When I was a kid, the Academy Awards were held on a Monday night, and in my house, this was a big deal. I completed my homework as soon as I got home from school in order to avoid missing any part of the broadcast (these were the days before the DVR allowed pausing and rewinding…before YouTube and the internet in general…if I missed it because of spelling homework, I just missed it outright). My mom would cook a special meal and my grandmother would come over (which was really the best part, because her cuttingly honest commentary on fashion and appearance rivaled the pithiest of television hosts). It was an occasion. I never questioned that, really. It was just what we did and I loved it, still do.
Being older now, I’ve spent some time wondering what exactly it is that draws me to not only this awards show, but just about any awards show. As it turns out, my rationale is relatively convoluted (no real surprise here) and I’m not sure it will make sense outside of my brain and on this page, but I’m going to try. Most obviously, I am drawn to story, so programs that honor the artists who bring those stories to life just make sense to me. Less obviously is this (hang in there with me…I will venture away in order to return). A few years ago, I was watching 60 Minutes and a story about Lin Manuel Miranda came on. This story aired as the Hamilton fever was just catching…before it escalated to an epidemic of passion and excitement of sweeping significance. In that episode, Miranda explained the genesis of the musical. He was on vacation, read a book, and was compelled to create. His zeal in speaking about his creation resonated with me and drew me to the musical itself. I had read articles and heard rumblings about the impact it was certain to imprint, but it wasn’t until this moment of witnessing the creator divulging his process that I turned to the musical itself. (as an aside within an aside, that kind of engagement is what I hope for every student who enters my classroom–to be so moved by a text, any text, that they are driven to create)

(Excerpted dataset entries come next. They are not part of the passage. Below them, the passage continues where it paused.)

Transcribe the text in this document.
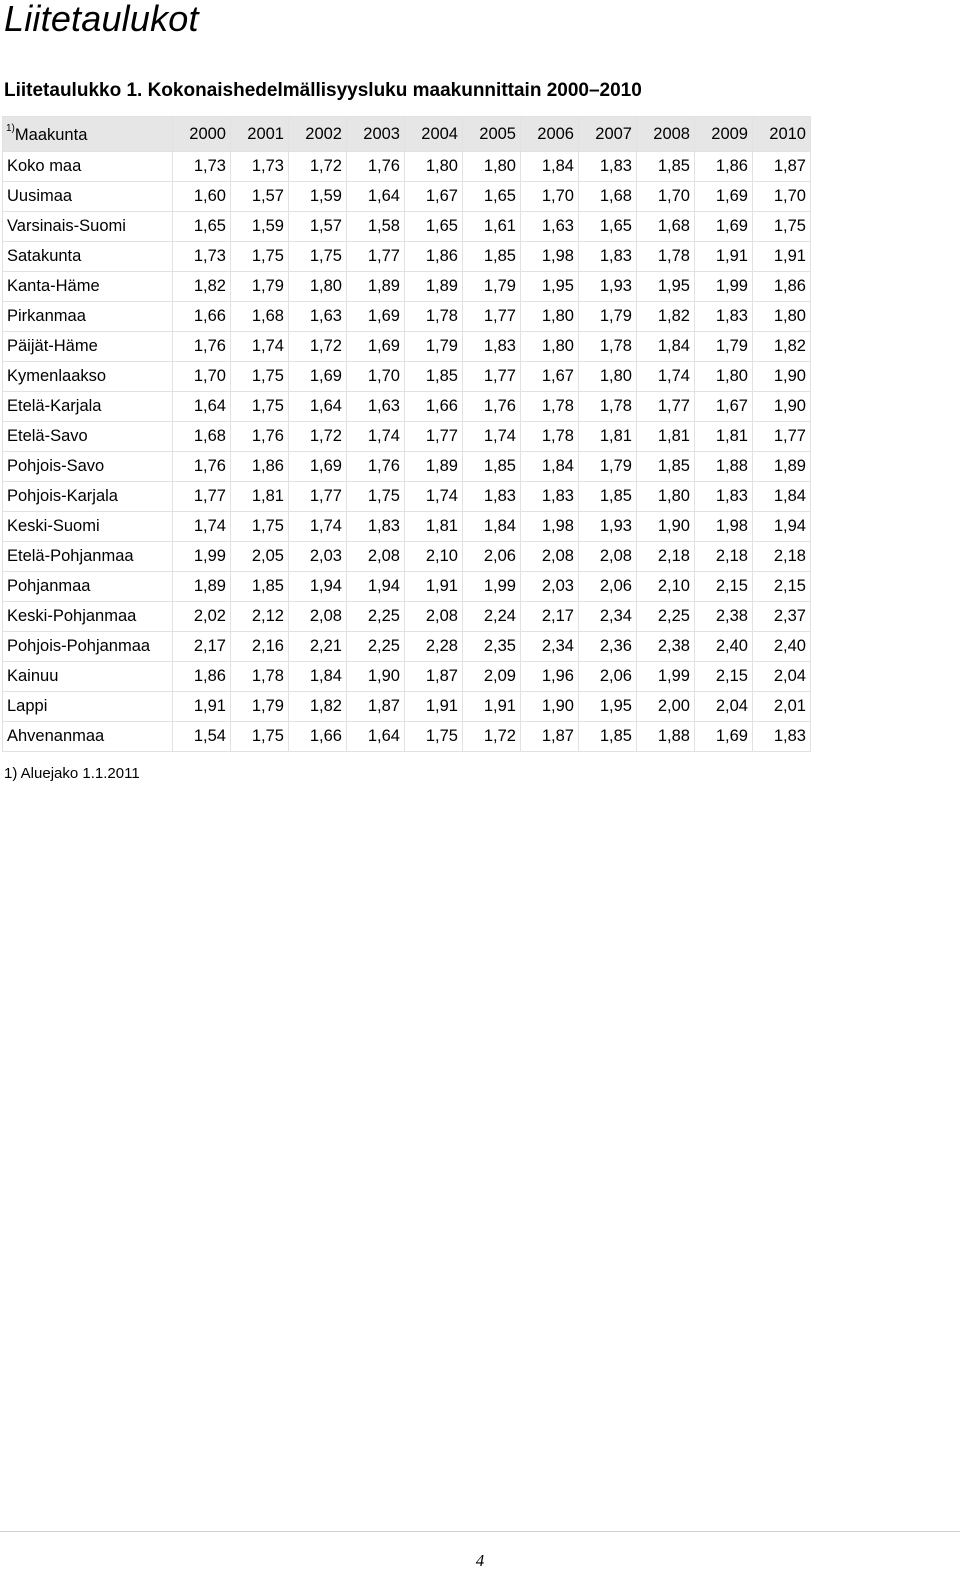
Liitetaulukot
Liitetaulukko 1. Kokonaishedelmällisyysluku maakunnittain 2000–2010
$^{1)}$Maakunta	2000	2001	2002	2003	2004	2005	2006	2007	2008	2009	2010
Koko maa	1,73	1,73	1,72	1,76	1,80	1,80	1,84	1,83	1,85	1,86	1,87
Uusimaa	1,60	1,57	1,59	1,64	1,67	1,65	1,70	1,68	1,70	1,69	1,70
Varsinais-Suomi	1,65	1,59	1,57	1,58	1,65	1,61	1,63	1,65	1,68	1,69	1,75
Satakunta	1,73	1,75	1,75	1,77	1,86	1,85	1,98	1,83	1,78	1,91	1,91
Kanta-Häme	1,82	1,79	1,80	1,89	1,89	1,79	1,95	1,93	1,95	1,99	1,86
Pirkanmaa	1,66	1,68	1,63	1,69	1,78	1,77	1,80	1,79	1,82	1,83	1,80
Päijät-Häme	1,76	1,74	1,72	1,69	1,79	1,83	1,80	1,78	1,84	1,79	1,82
Kymenlaakso	1,70	1,75	1,69	1,70	1,85	1,77	1,67	1,80	1,74	1,80	1,90
Etelä-Karjala	1,64	1,75	1,64	1,63	1,66	1,76	1,78	1,78	1,77	1,67	1,90
Etelä-Savo	1,68	1,76	1,72	1,74	1,77	1,74	1,78	1,81	1,81	1,81	1,77
Pohjois-Savo	1,76	1,86	1,69	1,76	1,89	1,85	1,84	1,79	1,85	1,88	1,89
Pohjois-Karjala	1,77	1,81	1,77	1,75	1,74	1,83	1,83	1,85	1,80	1,83	1,84
Keski-Suomi	1,74	1,75	1,74	1,83	1,81	1,84	1,98	1,93	1,90	1,98	1,94
Etelä-Pohjanmaa	1,99	2,05	2,03	2,08	2,10	2,06	2,08	2,08	2,18	2,18	2,18
Pohjanmaa	1,89	1,85	1,94	1,94	1,91	1,99	2,03	2,06	2,10	2,15	2,15
Keski-Pohjanmaa	2,02	2,12	2,08	2,25	2,08	2,24	2,17	2,34	2,25	2,38	2,37
Pohjois-Pohjanmaa	2,17	2,16	2,21	2,25	2,28	2,35	2,34	2,36	2,38	2,40	2,40
Kainuu	1,86	1,78	1,84	1,90	1,87	2,09	1,96	2,06	1,99	2,15	2,04
Lappi	1,91	1,79	1,82	1,87	1,91	1,91	1,90	1,95	2,00	2,04	2,01
Ahvenanmaa	1,54	1,75	1,66	1,64	1,75	1,72	1,87	1,85	1,88	1,69	1,83

1) Aluejako 1.1.2011

4
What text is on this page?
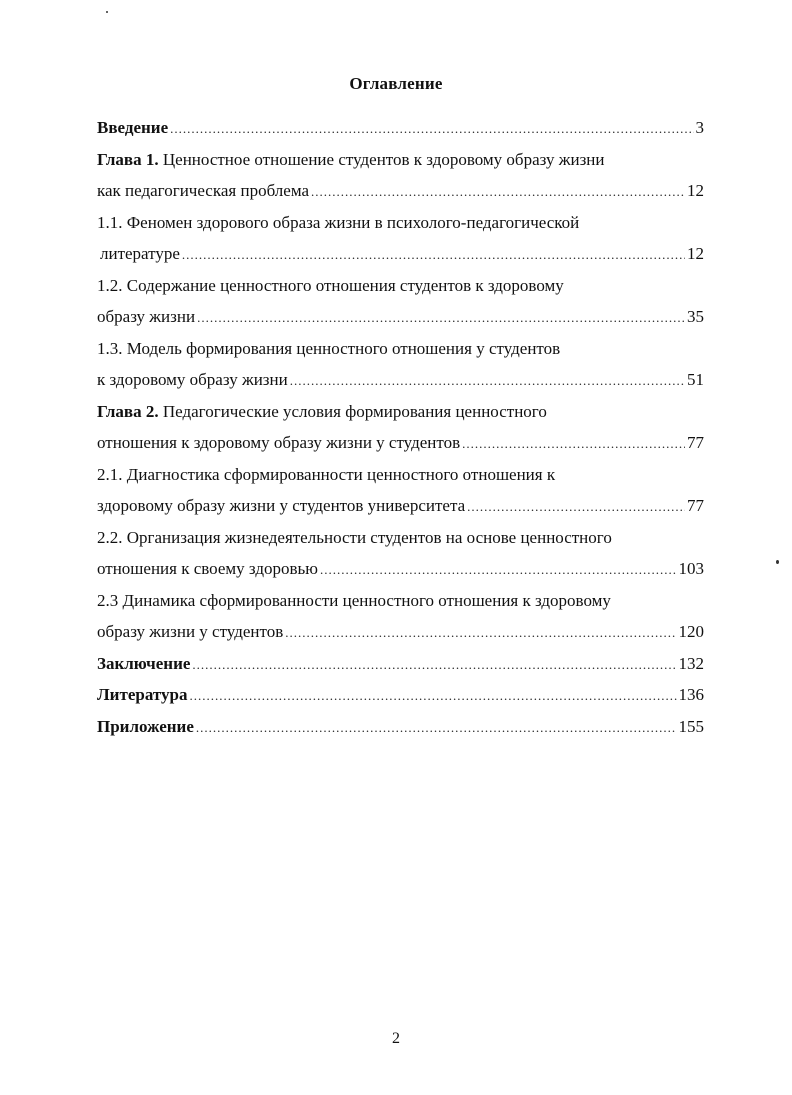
Оглавление
Введение .....	3
Глава 1. Ценностное отношение студентов к здоровому образу жизни
как педагогическая проблема .....	12
1.1. Феномен здорового образа жизни в психолого-педагогической
литературе .....	12
1.2. Содержание ценностного отношения студентов к здоровому
образу жизни .....	35
1.3. Модель формирования ценностного отношения у студентов
к здоровому образу жизни .....	51
Глава 2. Педагогические условия формирования ценностного
отношения к здоровому образу жизни у студентов .....	77
2.1. Диагностика сформированности ценностного отношения к
здоровому образу жизни у студентов университета .....	77
2.2. Организация жизнедеятельности студентов на основе ценностного
отношения к своему здоровью .....	103
2.3 Динамика сформированности ценностного отношения к здоровому
образу жизни у студентов .....	120
Заключение .....	132
Литература .....	136
Приложение .....	155
2
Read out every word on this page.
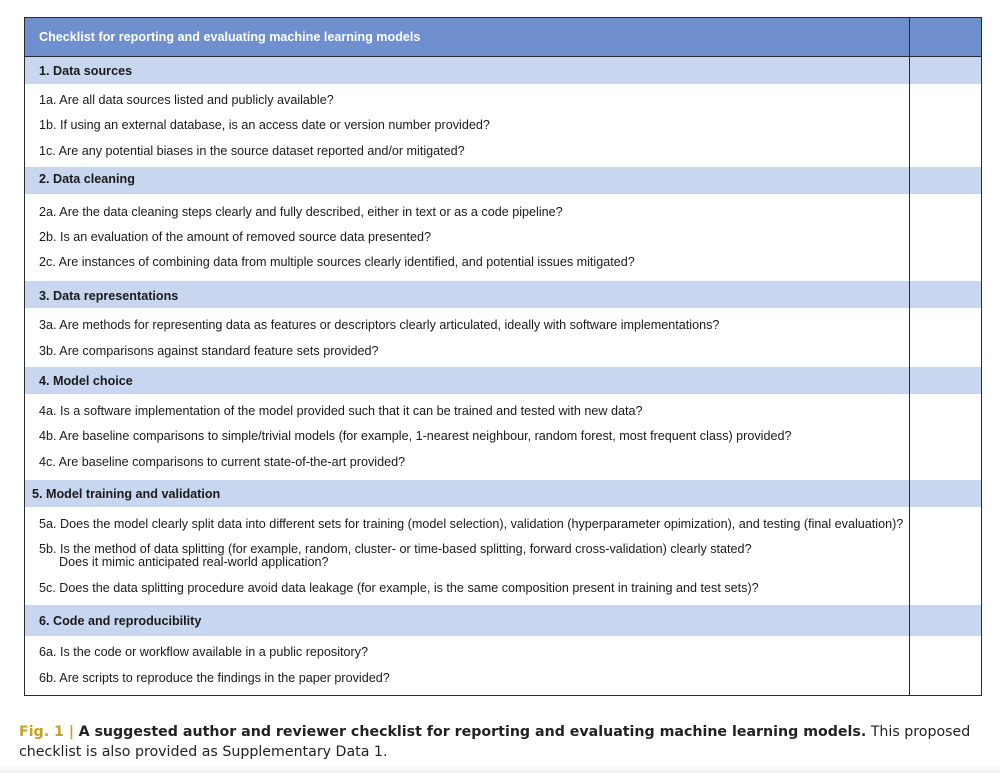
Checklist for reporting and evaluating machine learning models
1. Data sources
1a. Are all data sources listed and publicly available?
1b. If using an external database, is an access date or version number provided?
1c. Are any potential biases in the source dataset reported and/or mitigated?
2. Data cleaning
2a. Are the data cleaning steps clearly and fully described, either in text or as a code pipeline?
2b. Is an evaluation of the amount of removed source data presented?
2c. Are instances of combining data from multiple sources clearly identified, and potential issues mitigated?
3. Data representations
3a. Are methods for representing data as features or descriptors clearly articulated, ideally with software implementations?
3b. Are comparisons against standard feature sets provided?
4. Model choice
4a. Is a software implementation of the model provided such that it can be trained and tested with new data?
4b. Are baseline comparisons to simple/trivial models (for example, 1-nearest neighbour, random forest, most frequent class) provided?
4c. Are baseline comparisons to current state-of-the-art provided?
5. Model training and validation
5a. Does the model clearly split data into different sets for training (model selection), validation (hyperparameter opimization), and testing (final evaluation)?
5b. Is the method of data splitting (for example, random, cluster- or time-based splitting, forward cross-validation) clearly stated?
Does it mimic anticipated real-world application?
5c. Does the data splitting procedure avoid data leakage (for example, is the same composition present in training and test sets)?
6. Code and reproducibility
6a. Is the code or workflow available in a public repository?
6b. Are scripts to reproduce the findings in the paper provided?
Fig. 1 | A suggested author and reviewer checklist for reporting and evaluating machine learning models. This proposed checklist is also provided as Supplementary Data 1.
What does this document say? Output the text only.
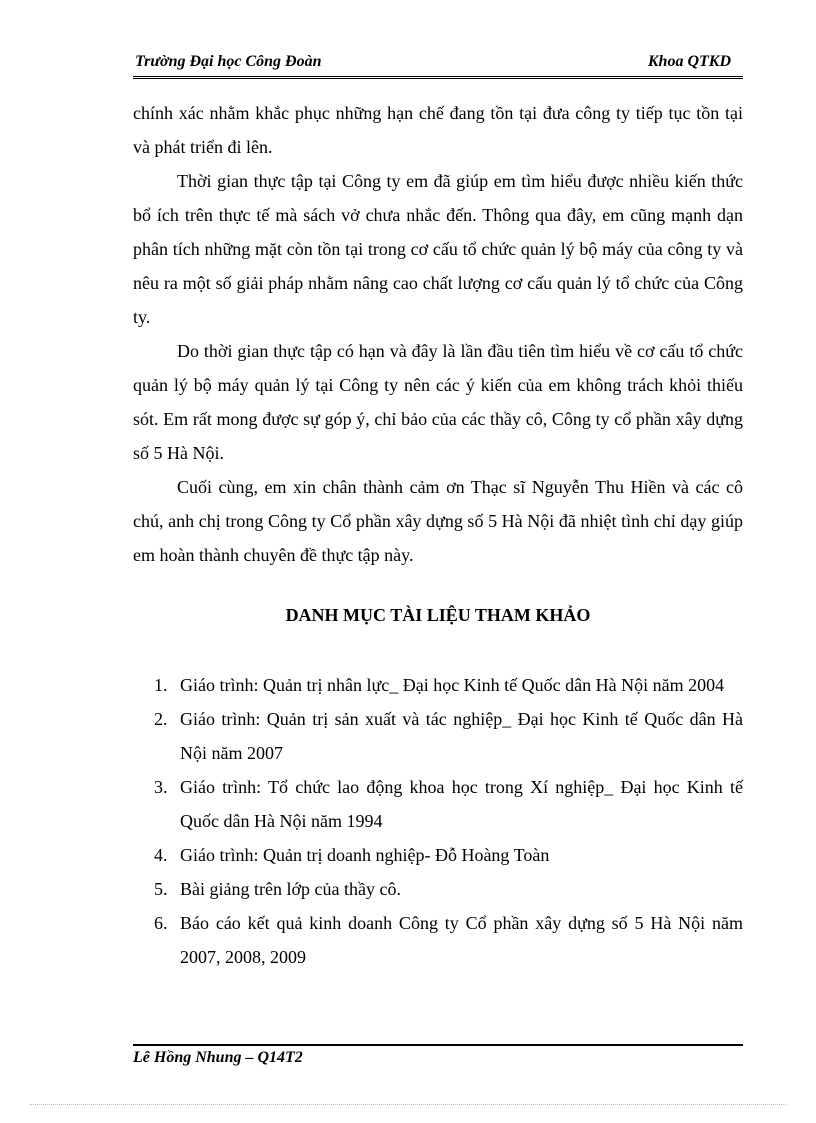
Trường Đại học Công Đoàn	Khoa QTKD

chính xác nhằm khắc phục những hạn chế đang tồn tại đưa công ty tiếp tục tồn tại và phát triển đi lên.

Thời gian thực tập tại Công ty em đã giúp em tìm hiểu được nhiều kiến thức bổ ích trên thực tế mà sách vở chưa nhắc đến. Thông qua đây, em cũng mạnh dạn phân tích những mặt còn tồn tại trong cơ cấu tổ chức quản lý bộ máy của công ty và nêu ra một số giải pháp nhằm nâng cao chất lượng cơ cấu quản lý tổ chức của Công ty.

Do thời gian thực tập có hạn và đây là lần đầu tiên tìm hiểu về cơ cấu tổ chức quản lý bộ máy quản lý tại Công ty nên các ý kiến của em không trách khỏi thiếu sót. Em rất mong được sự góp ý, chỉ bảo của các thầy cô, Công ty cổ phần xây dựng số 5 Hà Nội.

Cuối cùng, em xin chân thành cảm ơn Thạc sĩ Nguyễn Thu Hiền và các cô chú, anh chị trong Công ty Cổ phần xây dựng số 5 Hà Nội đã nhiệt tình chỉ dạy giúp em hoàn thành chuyên đề thực tập này.

DANH MỤC TÀI LIỆU THAM KHẢO
1. Giáo trình: Quản trị nhân lực_ Đại học Kinh tế Quốc dân Hà Nội năm 2004
2. Giáo trình: Quản trị sản xuất và tác nghiệp_ Đại học Kinh tế Quốc dân Hà Nội năm 2007
3. Giáo trình: Tổ chức lao động khoa học trong Xí nghiệp_ Đại học Kinh tế Quốc dân Hà Nội năm 1994
4. Giáo trình: Quản trị doanh nghiệp- Đỗ Hoàng Toàn
5. Bài giảng trên lớp của thầy cô.
6. Báo cáo kết quả kinh doanh Công ty Cổ phần xây dựng số 5 Hà Nội năm 2007, 2008, 2009
Lê Hồng Nhung – Q14T2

Based on this, I think it is fair to say that the creative process intrigues me, captivates my attention, draws me in. As a result, programs, like the Academy Awards, that allow further insight into that process, that testify to the brilliance found in collaboration, that honor what can happen when a human being recognizes what they are meant to be doing in this world and then they work hard to develop that and to live into it, delight me. Sure, some proclaim these shows to be pretentious…why would we want to see these rich and beautiful people awarding each other…of all the vain, empty endeavors…except, maybe not…except, maybe that is all perception? And honestly, what is wrong with rewarding each other for what we do well? Maybe that could go a long way, right? Maybe if I thanked the people in my life more regularly for the things they do for me, for jobs well done, for embracing a challenge and seeing it through–maybe if we all did this…made the seemingly unseen-seen…projected the light away from ourselves and onto each other…looked for the good…recognized the joy in being what you were always meant to be, this world that allows us occupancy could become a far better place to inhabit
I’m not sure any of this follows coherently…I am writing and viewing the broadcast simultaneously after all (no time to get my homework done before the show tonight…). But I find myself inspired in new ways, ever mindful of that fact that the creative journey was never supposed to be easy and others’ paths are far trickier than mine. I find myself ready to recognize those around me and to recognize the good within myself. I’m sure this sounds like a ludicrous response to an awards show, but evidently, it is possible.
(Day 50–what?!–that baffles me! King cake is so close!! Ordering it in the morning to be sure to have my favorite gluten free king cake after my last challenge blog on Mardi Gras day!)